毕竟,我所掌管的海湾被许多恶心,不怀好意的人相中,他们想用这片干净的领土去做非法勾当。
被我好好招待一番后,他们对我印象很深刻了吧。
就该长长脑子,不枉费我回家之后被时钰抓着头发打了一顿。
说起这个,我心情更不好了。
“江淮然,起床了。”
就是这样一道声音,本能的,我心里有种奇怪的反应。
“江淮然!”
那道声音,催中带了怒。
我拍掉那只手,挣扎地转过身,“不起。”
头发被人抓,我懒着调啊啊声道:“时钰你好烦啊,我说了不想起。”
“那麻烦你把门口新设的密码告诉我,时间不早了呢,淮然哥哥。”
“就一个破研究所,有什么好去上的……”
时钰大概听不清我嘴里嘟囔啥,这次加重了力道,一把拉起我,“快点,别逼我生气。”
“六个六。”
看到时钰马上要走,我低下头,侧对着漫进来的光线,这样的角度脸看上去会很漂亮。
我用平常最管用的那招,故意提高声音:“好啊,工作忙到不管我了。之前还答应我每天帮我穿衣服,现在还没有一年,时钰就食言,真好啊。”
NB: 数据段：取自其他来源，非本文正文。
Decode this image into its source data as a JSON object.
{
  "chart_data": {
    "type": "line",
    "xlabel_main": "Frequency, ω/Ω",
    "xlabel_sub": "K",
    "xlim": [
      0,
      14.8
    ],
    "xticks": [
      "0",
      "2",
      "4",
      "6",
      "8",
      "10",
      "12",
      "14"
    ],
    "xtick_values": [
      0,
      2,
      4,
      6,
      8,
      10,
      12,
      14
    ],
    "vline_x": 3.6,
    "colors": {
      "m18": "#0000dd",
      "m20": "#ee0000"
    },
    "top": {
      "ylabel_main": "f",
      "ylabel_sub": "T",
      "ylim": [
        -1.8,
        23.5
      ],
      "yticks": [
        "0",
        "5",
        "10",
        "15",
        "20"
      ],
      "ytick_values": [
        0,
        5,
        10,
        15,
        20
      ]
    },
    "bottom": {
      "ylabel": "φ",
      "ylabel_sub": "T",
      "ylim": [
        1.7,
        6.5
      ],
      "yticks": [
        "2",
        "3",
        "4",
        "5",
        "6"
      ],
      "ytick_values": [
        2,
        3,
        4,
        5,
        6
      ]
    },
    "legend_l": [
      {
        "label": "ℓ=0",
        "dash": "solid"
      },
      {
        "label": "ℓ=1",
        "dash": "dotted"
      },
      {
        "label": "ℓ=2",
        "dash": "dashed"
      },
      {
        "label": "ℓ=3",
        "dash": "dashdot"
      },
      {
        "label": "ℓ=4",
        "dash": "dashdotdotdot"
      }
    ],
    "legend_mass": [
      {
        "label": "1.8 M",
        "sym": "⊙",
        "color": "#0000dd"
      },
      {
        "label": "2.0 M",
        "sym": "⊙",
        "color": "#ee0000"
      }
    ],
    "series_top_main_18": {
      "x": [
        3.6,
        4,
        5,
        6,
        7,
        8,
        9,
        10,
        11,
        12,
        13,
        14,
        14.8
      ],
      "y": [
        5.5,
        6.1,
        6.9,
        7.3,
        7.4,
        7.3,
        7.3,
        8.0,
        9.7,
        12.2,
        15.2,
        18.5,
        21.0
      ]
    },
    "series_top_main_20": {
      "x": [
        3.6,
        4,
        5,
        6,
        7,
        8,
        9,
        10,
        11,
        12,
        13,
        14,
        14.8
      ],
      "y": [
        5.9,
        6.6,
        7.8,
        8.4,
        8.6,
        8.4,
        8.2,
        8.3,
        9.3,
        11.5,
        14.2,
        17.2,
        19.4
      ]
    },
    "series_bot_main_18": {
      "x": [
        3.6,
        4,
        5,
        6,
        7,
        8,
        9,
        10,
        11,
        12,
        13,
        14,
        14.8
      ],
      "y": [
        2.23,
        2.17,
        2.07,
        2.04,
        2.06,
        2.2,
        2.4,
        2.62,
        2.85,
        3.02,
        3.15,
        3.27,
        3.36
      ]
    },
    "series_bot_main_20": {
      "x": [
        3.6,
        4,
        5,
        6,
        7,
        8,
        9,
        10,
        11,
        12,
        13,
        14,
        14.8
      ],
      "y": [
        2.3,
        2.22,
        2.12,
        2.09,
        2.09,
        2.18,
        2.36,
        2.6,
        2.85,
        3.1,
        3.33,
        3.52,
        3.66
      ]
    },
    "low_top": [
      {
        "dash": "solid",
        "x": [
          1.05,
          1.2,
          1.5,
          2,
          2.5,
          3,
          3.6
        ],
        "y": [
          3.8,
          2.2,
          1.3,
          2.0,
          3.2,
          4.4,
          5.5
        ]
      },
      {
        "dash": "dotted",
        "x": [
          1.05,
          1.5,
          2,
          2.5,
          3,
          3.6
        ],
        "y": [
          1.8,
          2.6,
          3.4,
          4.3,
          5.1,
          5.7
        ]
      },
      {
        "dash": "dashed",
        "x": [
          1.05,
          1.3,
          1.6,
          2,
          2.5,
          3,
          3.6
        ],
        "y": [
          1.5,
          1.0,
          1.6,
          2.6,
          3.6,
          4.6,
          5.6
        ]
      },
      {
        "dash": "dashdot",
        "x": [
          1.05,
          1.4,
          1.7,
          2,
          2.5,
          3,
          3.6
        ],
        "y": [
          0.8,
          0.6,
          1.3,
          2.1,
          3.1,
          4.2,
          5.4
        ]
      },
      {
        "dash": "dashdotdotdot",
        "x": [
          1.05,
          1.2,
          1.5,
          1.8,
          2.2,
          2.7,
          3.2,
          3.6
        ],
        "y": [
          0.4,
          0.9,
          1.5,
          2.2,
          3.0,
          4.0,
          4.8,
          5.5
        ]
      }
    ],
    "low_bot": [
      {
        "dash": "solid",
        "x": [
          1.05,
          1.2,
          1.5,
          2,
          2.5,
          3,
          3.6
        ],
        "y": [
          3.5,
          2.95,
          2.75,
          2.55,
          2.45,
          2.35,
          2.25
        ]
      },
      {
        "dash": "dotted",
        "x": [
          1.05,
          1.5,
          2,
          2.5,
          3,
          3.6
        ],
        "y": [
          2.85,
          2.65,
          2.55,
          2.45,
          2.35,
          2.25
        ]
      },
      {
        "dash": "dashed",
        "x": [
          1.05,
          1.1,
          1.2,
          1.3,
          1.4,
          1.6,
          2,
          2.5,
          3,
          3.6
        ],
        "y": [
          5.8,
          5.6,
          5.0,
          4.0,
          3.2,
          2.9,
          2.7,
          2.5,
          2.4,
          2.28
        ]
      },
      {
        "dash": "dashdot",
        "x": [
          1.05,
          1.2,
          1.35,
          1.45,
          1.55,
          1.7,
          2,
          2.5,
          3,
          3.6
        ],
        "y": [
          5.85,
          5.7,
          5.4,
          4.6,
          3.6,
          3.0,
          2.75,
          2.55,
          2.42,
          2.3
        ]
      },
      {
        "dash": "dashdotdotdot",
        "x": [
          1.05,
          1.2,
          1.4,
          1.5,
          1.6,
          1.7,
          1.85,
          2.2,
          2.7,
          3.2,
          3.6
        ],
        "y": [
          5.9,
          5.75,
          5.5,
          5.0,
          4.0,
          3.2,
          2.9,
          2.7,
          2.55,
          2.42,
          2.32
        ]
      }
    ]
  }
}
时钰停了脚,我注意到她微微抽搐的嘴角,就知道招数管用。
于是我掀开被子,张开手:“快来啊,时钰。”
啪——
时钰不轻不重地扇了我一掌。
没关系。
其实我很爽。
等到时钰给我绑上裤带,她突然捏住我的下颌:“江淮然,你早就醒了。”
我笑了一下,“才不是。”
“你没有眼屎。”
“我……时钰,你讲话温柔一些。”
“那我说了,其实你眼角有异物。”
听到这,我的心快跳了两下,拿起柜子旁边的镜子,仔细观察片刻,“我眼角才没有东西。”
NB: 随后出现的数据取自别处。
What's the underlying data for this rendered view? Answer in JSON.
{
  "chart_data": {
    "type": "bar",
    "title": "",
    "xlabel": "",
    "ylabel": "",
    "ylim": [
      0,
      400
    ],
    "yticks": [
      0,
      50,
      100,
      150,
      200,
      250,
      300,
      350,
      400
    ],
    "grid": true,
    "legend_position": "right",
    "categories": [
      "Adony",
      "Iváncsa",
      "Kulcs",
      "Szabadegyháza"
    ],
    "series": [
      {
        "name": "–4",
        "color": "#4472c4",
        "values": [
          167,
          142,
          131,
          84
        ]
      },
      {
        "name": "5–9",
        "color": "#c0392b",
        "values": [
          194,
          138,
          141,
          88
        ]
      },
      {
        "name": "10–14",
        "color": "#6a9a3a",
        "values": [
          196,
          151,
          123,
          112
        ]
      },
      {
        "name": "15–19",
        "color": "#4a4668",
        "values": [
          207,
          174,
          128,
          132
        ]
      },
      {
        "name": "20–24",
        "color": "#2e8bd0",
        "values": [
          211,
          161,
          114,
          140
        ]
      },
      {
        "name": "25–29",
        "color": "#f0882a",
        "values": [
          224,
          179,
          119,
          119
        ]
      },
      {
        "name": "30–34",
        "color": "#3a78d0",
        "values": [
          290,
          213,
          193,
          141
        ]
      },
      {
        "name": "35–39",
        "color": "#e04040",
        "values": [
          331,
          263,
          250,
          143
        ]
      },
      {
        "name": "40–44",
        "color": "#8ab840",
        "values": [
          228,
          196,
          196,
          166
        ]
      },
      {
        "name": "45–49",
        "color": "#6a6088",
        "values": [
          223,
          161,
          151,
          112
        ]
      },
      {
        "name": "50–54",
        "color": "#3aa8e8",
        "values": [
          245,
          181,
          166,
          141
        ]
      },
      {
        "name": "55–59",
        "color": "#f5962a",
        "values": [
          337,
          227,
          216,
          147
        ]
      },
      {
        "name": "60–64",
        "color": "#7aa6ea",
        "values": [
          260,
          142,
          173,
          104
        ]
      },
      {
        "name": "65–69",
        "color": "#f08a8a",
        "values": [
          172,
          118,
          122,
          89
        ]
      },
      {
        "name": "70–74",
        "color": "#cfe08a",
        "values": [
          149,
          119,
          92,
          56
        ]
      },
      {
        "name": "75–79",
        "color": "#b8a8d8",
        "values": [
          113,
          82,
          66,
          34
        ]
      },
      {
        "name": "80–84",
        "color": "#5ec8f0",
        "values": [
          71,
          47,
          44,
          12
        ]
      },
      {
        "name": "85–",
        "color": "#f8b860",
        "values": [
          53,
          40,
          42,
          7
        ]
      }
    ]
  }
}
我抬头,发现时钰忍俊不禁,尽力憋着笑,又似玩味那般看着我。
“你笑我。”
“是啊,就笑你。”
我甩掉镜子,站在床尾,头发也不整理,居高临下地说:“再笑我,班也别想上。”
时钰还是笑,一点也不顾忌,好一会儿她才张开双手:“过来,抱你去洗漱。”
“我重,会把时钰压断的。”
“你还知道啊,赶紧下来穿鞋。”
我听话地穿上鞋,时钰牵着我走。
这些天,她面试上研究所的工作,每天都要穿工作制服,因此上班也是扎上丸子头,她还别了一个红珍珠发卡,是我亲手做的。
进了浴室,台面上放着盛好水的白色杯子,牙膏也挤好。
时钰抽一张湿巾为我擦脸。
“时钰,其实我很早就起床了。”我说。
“我知道。”
“你才不知道,你睡得像死了一样。”
时钰手一顿,我瞥见她脸部一闪而过的笑意,暗暗涌上一股不安。
“时钰,你今天奇怪的笑好多……”
“你觉得我为什么笑。”
我小心翼翼,观察她的反应,边问:“我睡觉的时候,不好看?”
时钰笑着摇头。
“我的眼屎被你看见了?”
“不是。”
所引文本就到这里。